# My new 6 month old male halfmoon and copper marble



## LaniBaby (Apr 14, 2009)

Hi everyone! I'm new to the forum. i've had bettas for awhile but recently I branched out a little. I now have two; they're both about 6 months old. One is a blue marble halfmoon (with a little clear spot in his tail) named Bluey and the other is a copper marble named Crumb. They both are super cute with lovely little personalities. They live in 3 gallon tanks with lights, heaters (when the weather calls for them) and filters (for after water changes). They have tons of plants and little flower pot caves. They even enjoy laser pointer games. They don't flare at each other through the glass, really. Crumb won't flare at all, not even at a mirror. He's rather docile. Bluey enjoys flaring at the mirror. They both like to eat their food right from my finger. They've both been changing colors as they grow and I'll take more pics as they develop!


----------



## dramaqueen (Jul 7, 2008)

They're absolutely gorgeous!! Welcome to the forum.


----------



## LaniBaby (Apr 14, 2009)

thank you, on both counts.


----------



## veganchick (Jan 10, 2009)

very pretty! I am always asking this from everyone........ but can You get some shots of their tanks, too? Anyway, you are lucky to fink such beautiful little guys!


----------



## LaniBaby (Apr 14, 2009)

veganchick said:


> very pretty! I am always asking this from everyone........ but can You get some shots of their tanks, too? Anyway, you are lucky to fink such beautiful little guys!


 
Thanks! Here are the tank photos! Bluey is on the bottom with the pink plant (it's all they had...) and he has doric columns and some tiger lillies (mostly silk.) Crumb is on the top (you can see him looking at bluey in the bluey photo) and he has a set of greek columns with more natural colored plants. they both have a little flower pot, but they don't go in it much. the heaters and filters are in the back. Crumb loves his short grasses in the front. I went with flat glass stones because they seem to like to lie on them and i wanted something smooth for their fins.
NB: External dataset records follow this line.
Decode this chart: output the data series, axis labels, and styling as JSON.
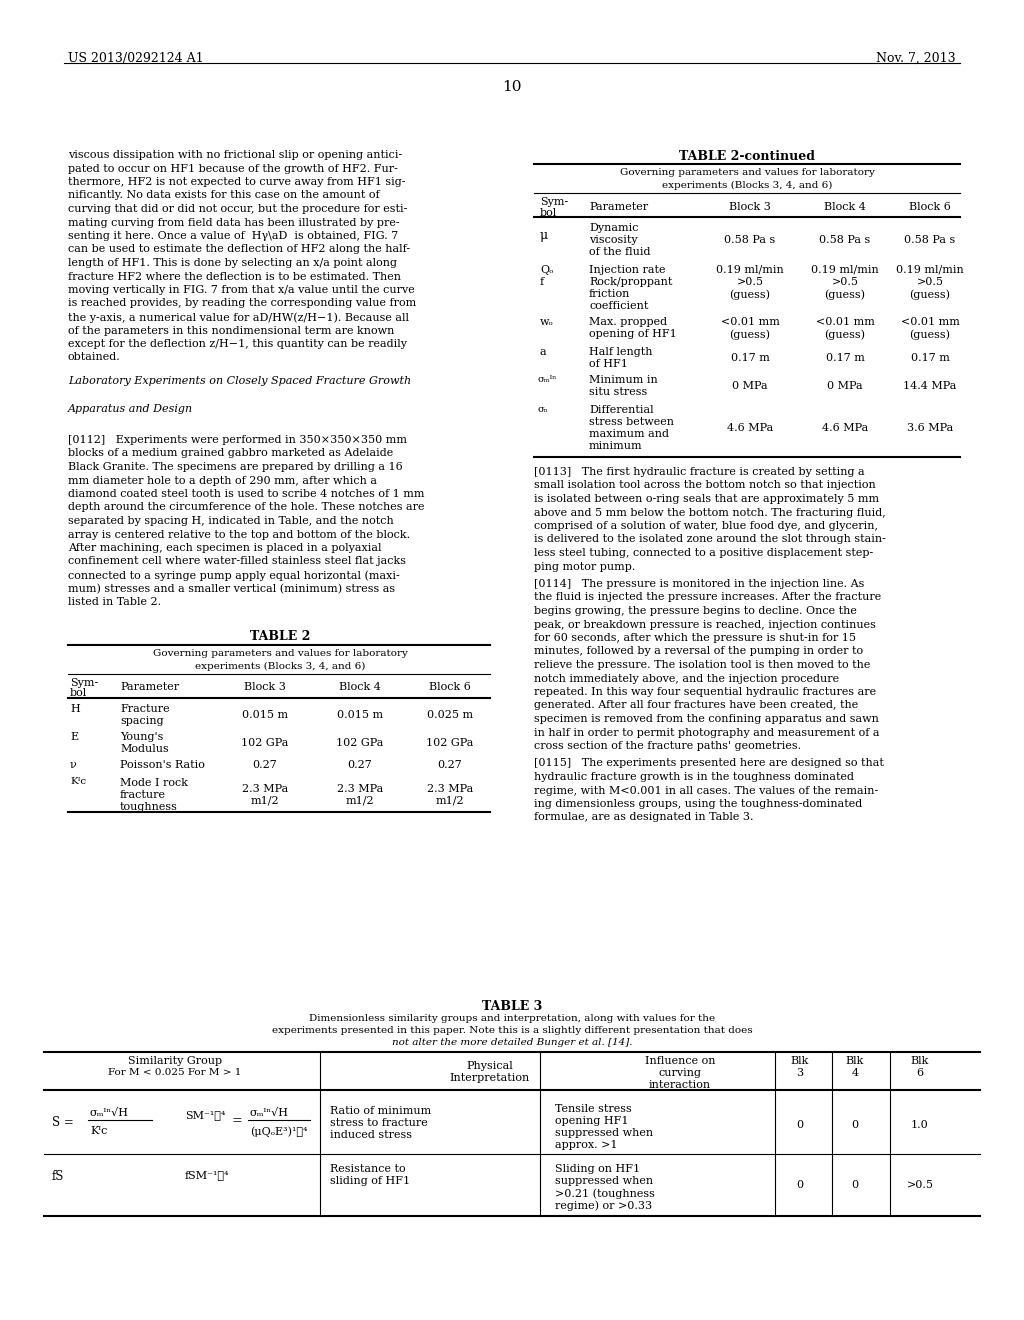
{
  "bg_color": "#ffffff",
  "text_color": "#000000",
  "page_num": "10",
  "header_left": "US 2013/0292124 A1",
  "header_right": "Nov. 7, 2013"
}
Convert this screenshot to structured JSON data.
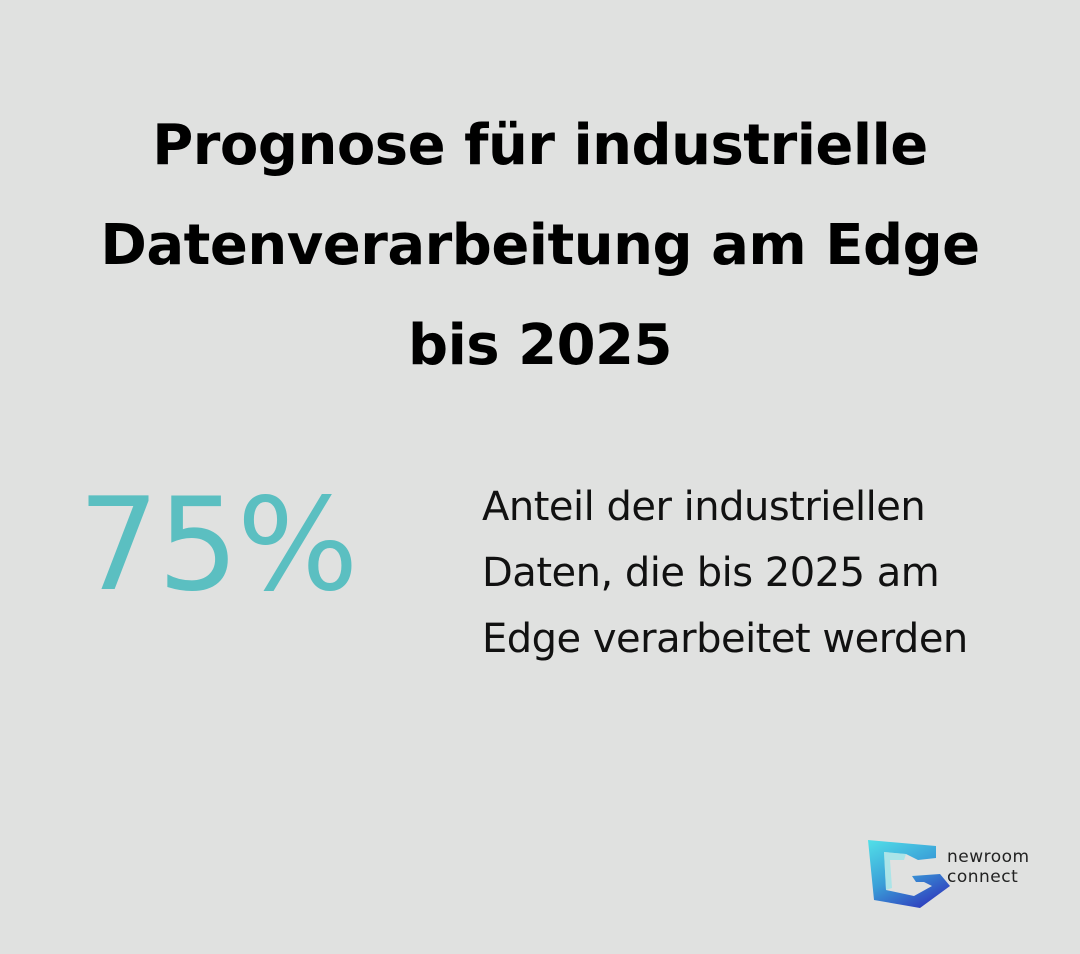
{
  "title": "Prognose für industrielle Datenverarbeitung am Edge bis 2025",
  "stat": {
    "value": "75%",
    "description": "Anteil der industriellen Daten, die bis 2025 am Edge verarbeitet werden"
  },
  "logo": {
    "line1": "newroom",
    "line2": "connect"
  },
  "colors": {
    "background": "#e0e1e0",
    "accent": "#5bbfc1",
    "logo_cyan": "#4fd6e0",
    "logo_blue": "#3552c4"
  }
}
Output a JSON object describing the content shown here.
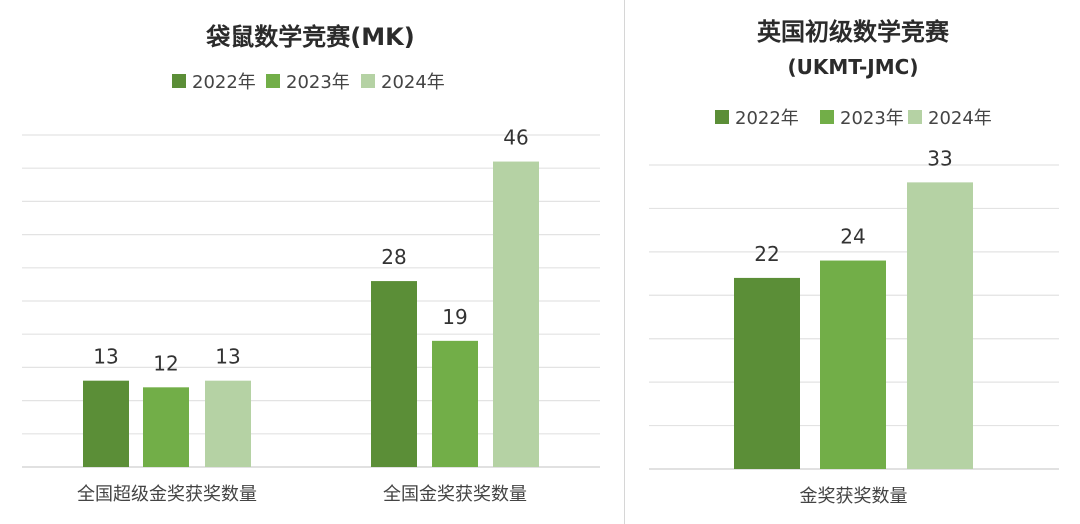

I'd eventually like to get something like a 10 gallon for at least Crumb because he LOVES to swim all day but right now I don't have the space since I also have 3 cats and a dog and that's the only place in the house that will safely hold their tanks where I can see them and they can see everything.


----------



## froglady (Apr 12, 2009)

Very Beautiful Fish . tank setup very excellent.


----------



## dramaqueen (Jul 7, 2008)

Nice tanks!


----------



## luver09 (Apr 15, 2009)

Your bettas are soo GORGEOUS!!! I like the their tanks too, very classy.


----------



## LaniBaby (Apr 14, 2009)

Thank you. I did my best for the little guys. Bluey is currently enlarging his bubble nest. I"ll have to take a pic of it and post it. It's quite the nest!


----------